Leucadendron sericeum
- Conservation status: Endangered (IUCN 3.1)

Scientific classification
- Kingdom: Plantae
- Clade: Embryophytes
- Clade: Tracheophytes
- Clade: Spermatophytes
- Clade: Angiosperms
- Clade: Eudicots
- Order: Proteales
- Family: Proteaceae
- Genus: Leucadendron
- Species: L. sericeum
- Binomial name: Leucadendron sericeum (Thunb.) R.Br.

= Leucadendron sericeum =

- Genus: Leucadendron
- Species: sericeum
- Authority: (Thunb.) R.Br.
- Conservation status: EN

Species of plant

Leucadendron sericeum, the Wabooms conebush, is a flower-bearing shrub belonging to the genus Leucadendron and forms part of the fynbos.
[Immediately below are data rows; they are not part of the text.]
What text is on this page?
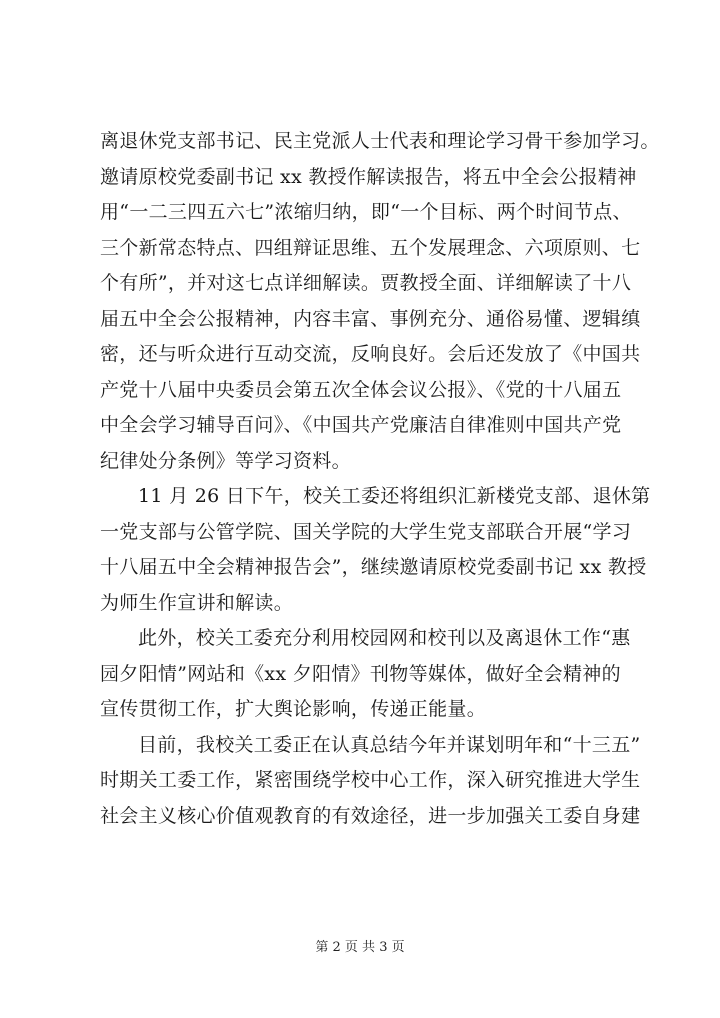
离退休党支部书记、民主党派人士代表和理论学习骨干参加学习。
邀请原校党委副书记 xx 教授作解读报告，将五中全会公报精神
用“一二三四五六七”浓缩归纳，即“一个目标、两个时间节点、
三个新常态特点、四组辩证思维、五个发展理念、六项原则、七
个有所”，并对这七点详细解读。贾教授全面、详细解读了十八
届五中全会公报精神，内容丰富、事例充分、通俗易懂、逻辑缜
密，还与听众进行互动交流，反响良好。会后还发放了《中国共
产党十八届中央委员会第五次全体会议公报》、《党的十八届五
中全会学习辅导百问》、《中国共产党廉洁自律准则中国共产党
纪律处分条例》等学习资料。
11 月 26 日下午，校关工委还将组织汇新楼党支部、退休第
一党支部与公管学院、国关学院的大学生党支部联合开展“学习
十八届五中全会精神报告会”，继续邀请原校党委副书记 xx 教授
为师生作宣讲和解读。
此外，校关工委充分利用校园网和校刊以及离退休工作“惠
园夕阳情”网站和《xx 夕阳情》刊物等媒体，做好全会精神的
宣传贯彻工作，扩大舆论影响，传递正能量。
目前，我校关工委正在认真总结今年并谋划明年和“十三五”
时期关工委工作，紧密围绕学校中心工作，深入研究推进大学生
社会主义核心价值观教育的有效途径，进一步加强关工委自身建
第 2 页 共 3 页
The plant is native to the Western Cape, South Africa.

==Description==
The shrub grows 1.0 m tall and flowers from May to September. The plant dies after a fire but the seeds survive. The seeds are stored in a toll on the female plant and only fall to the ground where they are spread by ants after two months, after the fruit has ripened. The plant is unisexual and there are separate plants with male and female flowers, which are pollinated by small insects.

In Afrikaans, it is known as waboomsriviertolbos.

==Distribution and habitat==
The plant occurs at the Wabooms River in the Kouebokkeveld Mountains. The plant grows mainly in sandstone soil at altitudes of 900–920 m.